Updated

A pagan mother's challenge to the distribution of donated Bibles at a local school has prompted the Buncombe County Board of Education to reevaluate its policies regarding religious texts.

Ginger Strivelli, who practices Witchcraft, a form of Paganism, said she was upset when her 12-year-old son [who did not wish to be photographed for this article] came home from North Windy Ridge intermediate school with a Bible.

The Gideons International had delivered several boxes of the sacred books to the school office. The staff allowed interested students to stop by and pick them up.

"Schools should not be giving out one religion's materials and not others," Strivelli said.

According to Strivelli, the principal assured her the school would make available religious texts donated by any group.

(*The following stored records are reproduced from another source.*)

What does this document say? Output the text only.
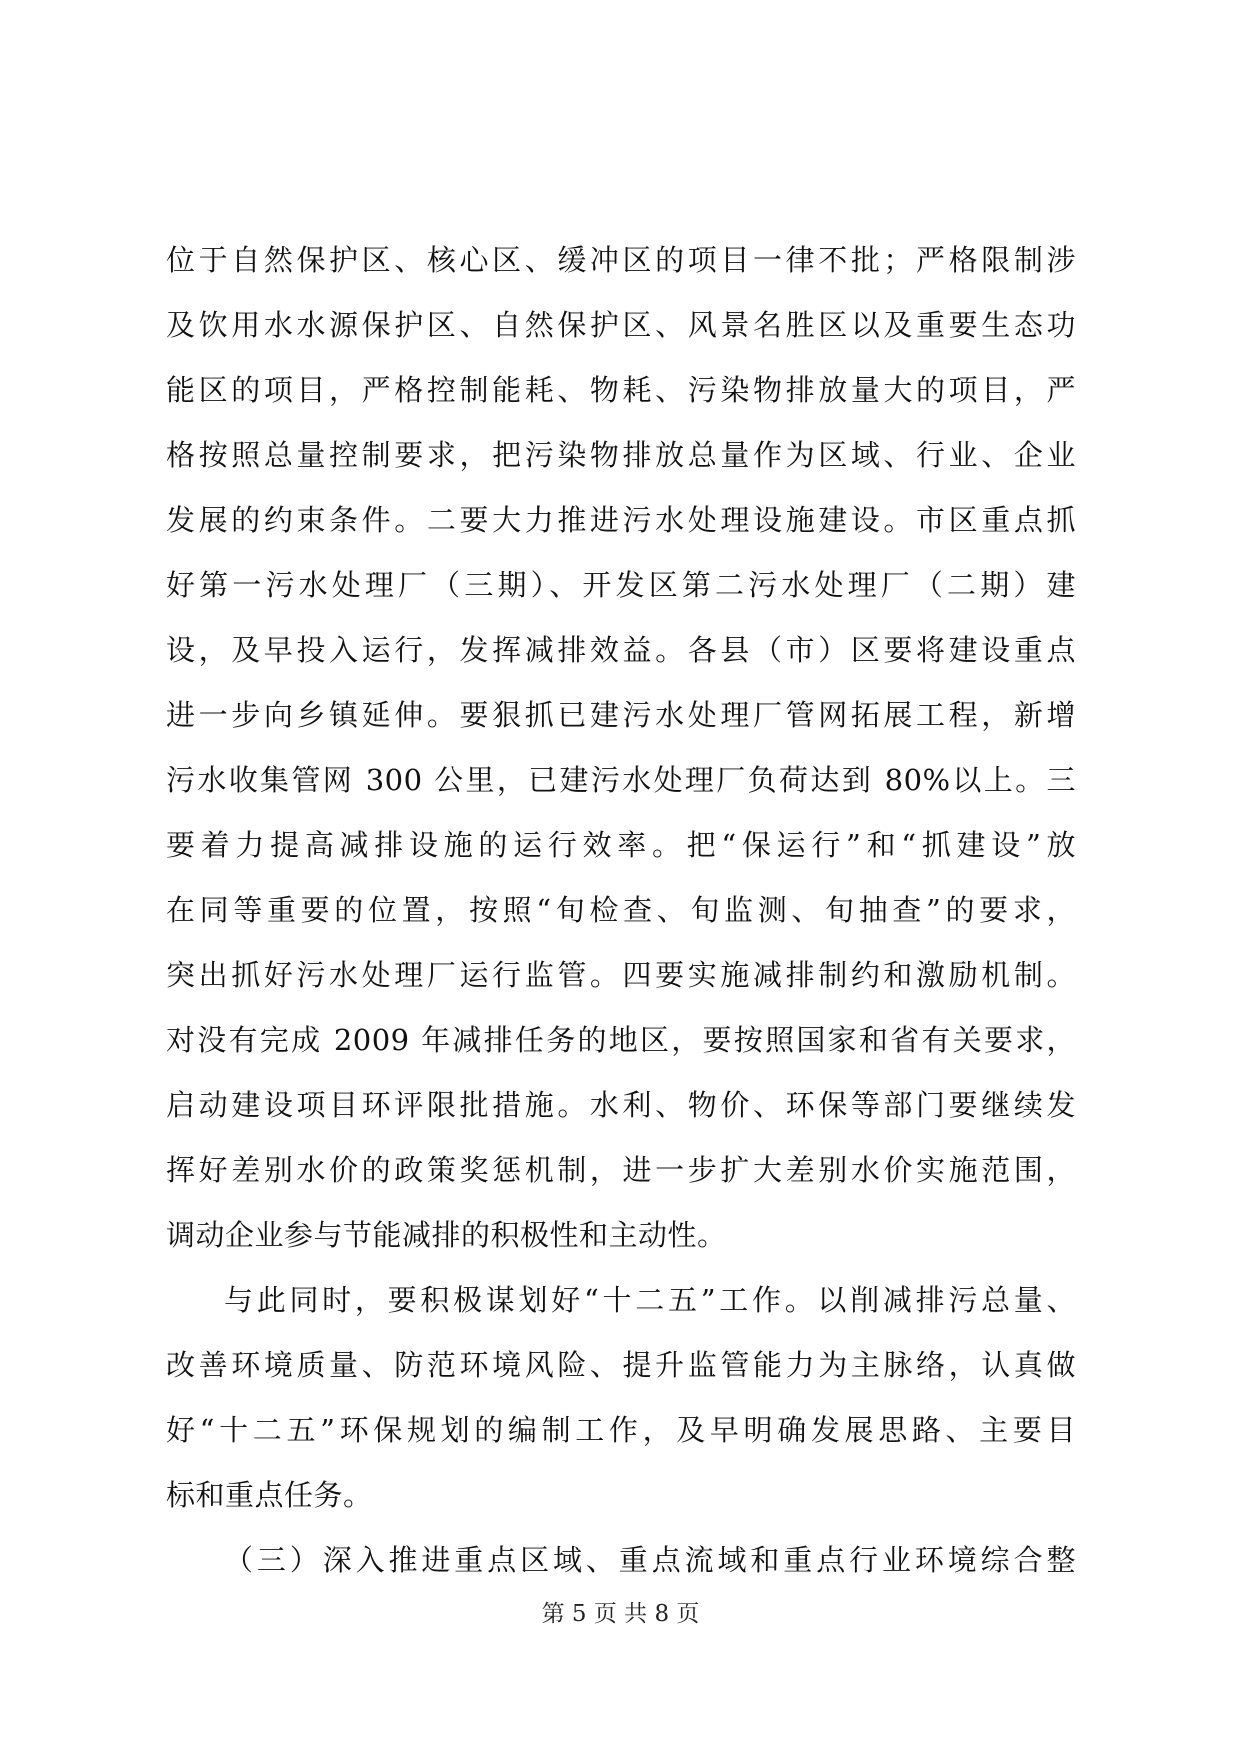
位于自然保护区、核心区、缓冲区的项目一律不批；严格限制涉
及饮用水水源保护区、自然保护区、风景名胜区以及重要生态功
能区的项目，严格控制能耗、物耗、污染物排放量大的项目，严
格按照总量控制要求，把污染物排放总量作为区域、行业、企业
发展的约束条件。二要大力推进污水处理设施建设。市区重点抓
好第一污水处理厂（三期）、开发区第二污水处理厂（二期）建
设，及早投入运行，发挥减排效益。各县（市）区要将建设重点
进一步向乡镇延伸。要狠抓已建污水处理厂管网拓展工程，新增
污水收集管网 300 公里，已建污水处理厂负荷达到 80%以上。三
要着力提高减排设施的运行效率。把“保运行”和“抓建设”放
在同等重要的位置，按照“旬检查、旬监测、旬抽查”的要求，
突出抓好污水处理厂运行监管。四要实施减排制约和激励机制。
对没有完成 2009 年减排任务的地区，要按照国家和省有关要求，
启动建设项目环评限批措施。水利、物价、环保等部门要继续发
挥好差别水价的政策奖惩机制，进一步扩大差别水价实施范围，
调动企业参与节能减排的积极性和主动性。
与此同时，要积极谋划好“十二五”工作。以削减排污总量、
改善环境质量、防范环境风险、提升监管能力为主脉络，认真做
好“十二五”环保规划的编制工作，及早明确发展思路、主要目
标和重点任务。
（三）深入推进重点区域、重点流域和重点行业环境综合整
第 5 页 共 8 页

But when Strivelli showed up at the school with pagan spell books, she was turned away.

"Buncombe County School officials are currently reviewing relevant policies and practices with school board attorneys," the district announced in a written statement. "During this review period, no school in the system will be accepting donations of materials that could be viewed as advocating a particular religion or belief."

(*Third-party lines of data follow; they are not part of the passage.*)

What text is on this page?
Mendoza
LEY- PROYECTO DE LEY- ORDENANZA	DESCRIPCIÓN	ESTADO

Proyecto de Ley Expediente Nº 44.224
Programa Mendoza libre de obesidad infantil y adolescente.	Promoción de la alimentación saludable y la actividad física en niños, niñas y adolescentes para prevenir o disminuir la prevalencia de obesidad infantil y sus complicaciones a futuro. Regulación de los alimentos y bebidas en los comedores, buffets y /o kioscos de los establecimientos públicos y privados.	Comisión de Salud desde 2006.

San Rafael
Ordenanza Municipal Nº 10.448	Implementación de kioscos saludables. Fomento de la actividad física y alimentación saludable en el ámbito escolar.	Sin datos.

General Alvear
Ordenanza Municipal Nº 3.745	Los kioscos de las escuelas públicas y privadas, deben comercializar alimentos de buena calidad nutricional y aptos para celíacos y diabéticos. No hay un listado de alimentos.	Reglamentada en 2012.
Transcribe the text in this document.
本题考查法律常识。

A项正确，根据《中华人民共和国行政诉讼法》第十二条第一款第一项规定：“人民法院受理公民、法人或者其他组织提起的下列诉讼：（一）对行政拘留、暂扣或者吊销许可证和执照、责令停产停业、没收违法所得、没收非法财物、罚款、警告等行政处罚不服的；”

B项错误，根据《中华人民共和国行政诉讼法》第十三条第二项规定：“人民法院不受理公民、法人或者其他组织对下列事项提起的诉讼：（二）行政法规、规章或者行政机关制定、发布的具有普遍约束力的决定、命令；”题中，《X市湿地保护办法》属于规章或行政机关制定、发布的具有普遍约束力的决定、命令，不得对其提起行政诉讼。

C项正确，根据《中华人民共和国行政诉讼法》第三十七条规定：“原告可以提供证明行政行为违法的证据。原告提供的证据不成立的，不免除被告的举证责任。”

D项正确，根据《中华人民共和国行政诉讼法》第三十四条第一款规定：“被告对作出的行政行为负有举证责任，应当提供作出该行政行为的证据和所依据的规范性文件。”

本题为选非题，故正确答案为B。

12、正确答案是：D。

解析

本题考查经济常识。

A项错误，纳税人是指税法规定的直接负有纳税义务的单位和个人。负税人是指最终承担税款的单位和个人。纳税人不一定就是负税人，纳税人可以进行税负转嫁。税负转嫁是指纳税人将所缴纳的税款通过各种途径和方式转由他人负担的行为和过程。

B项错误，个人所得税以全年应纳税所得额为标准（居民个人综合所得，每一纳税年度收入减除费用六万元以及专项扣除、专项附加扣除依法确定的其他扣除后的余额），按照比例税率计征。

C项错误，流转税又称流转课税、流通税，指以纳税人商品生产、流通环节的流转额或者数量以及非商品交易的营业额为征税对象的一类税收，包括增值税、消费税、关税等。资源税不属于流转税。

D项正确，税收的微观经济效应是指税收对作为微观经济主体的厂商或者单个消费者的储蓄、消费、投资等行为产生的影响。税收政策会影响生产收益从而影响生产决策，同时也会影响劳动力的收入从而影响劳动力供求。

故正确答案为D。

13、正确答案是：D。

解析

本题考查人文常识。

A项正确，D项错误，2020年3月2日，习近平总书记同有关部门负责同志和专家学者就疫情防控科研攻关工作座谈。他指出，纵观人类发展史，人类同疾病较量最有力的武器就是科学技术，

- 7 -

The school board is expected to address the issue at its next meeting Feb. 2. According to legal experts, the First Amendment gives public schools two clear choices when it comes to the distribution of religious texts.

"You can either open your public school up to all religious material, or you can say no religious material," Michael Broyde, a professor and senior fellow at Emory University's Center for the Study of Law and Religion said. "You can't say, 'You can distribute religious material, but only from the good mainstream faiths.'"

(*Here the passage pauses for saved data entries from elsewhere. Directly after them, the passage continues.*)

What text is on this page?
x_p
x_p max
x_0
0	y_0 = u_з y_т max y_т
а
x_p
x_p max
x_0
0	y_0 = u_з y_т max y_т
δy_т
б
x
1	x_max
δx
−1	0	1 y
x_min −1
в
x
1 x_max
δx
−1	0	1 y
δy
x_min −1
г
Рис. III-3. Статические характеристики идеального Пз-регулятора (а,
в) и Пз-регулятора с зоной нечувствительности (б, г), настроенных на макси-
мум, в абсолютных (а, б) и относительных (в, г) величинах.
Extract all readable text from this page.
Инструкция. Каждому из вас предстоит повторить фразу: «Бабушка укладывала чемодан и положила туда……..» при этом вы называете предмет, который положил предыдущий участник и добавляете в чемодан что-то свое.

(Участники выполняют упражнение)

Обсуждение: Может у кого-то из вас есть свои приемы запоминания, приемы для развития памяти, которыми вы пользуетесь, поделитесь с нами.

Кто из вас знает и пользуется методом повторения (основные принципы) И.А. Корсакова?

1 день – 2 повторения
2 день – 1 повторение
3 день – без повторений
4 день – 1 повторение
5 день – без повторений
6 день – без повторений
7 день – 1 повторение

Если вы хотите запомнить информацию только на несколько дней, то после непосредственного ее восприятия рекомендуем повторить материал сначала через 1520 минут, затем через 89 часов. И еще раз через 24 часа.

Preventing government from favoring or restricting any one religion may have helped the U.S. avoid the bloodshed experienced in some other Western nations, such as Germany and Ireland, according to Broyde.

"America runs a grand, noble experiment in religious diversity without violence," he said. "There's no killing of the Jews. There's no Catholic-Protestant violence. We are very successful in this grand experiment."

Traditionally, that "grand experiment" has involved Judaism and a handful of Christian denominations. But as non-traditional faiths spread into new communities, longstanding customs such as prayer, Christmas plays and Bibles that once went unquestioned in public schools are finding themselves under increased scrutiny.

"Our country was founded on Judeo-Christian principles, not on Wiccan principles," Bobby Honeycutt, who attended public schools in Weaverville during the 1970s, said.

"Our children have access to more non-Christian print material in the libraries and online than they really do Christian stuff," he said.

While many Weaverville Christians see recent events as a threat to tradition, others see a purpose in enforcing church-state separation in public schools, because even the nation's traditional faiths have divisions.

"Many Christians have stood up and said they agree with me too," Strivelli said. "Because, as much as they may like the Bible, they don't want Jehovah's Witnesses coming in with Watch Tower (magazines) or Catholics coming in and having them pray the Rosary."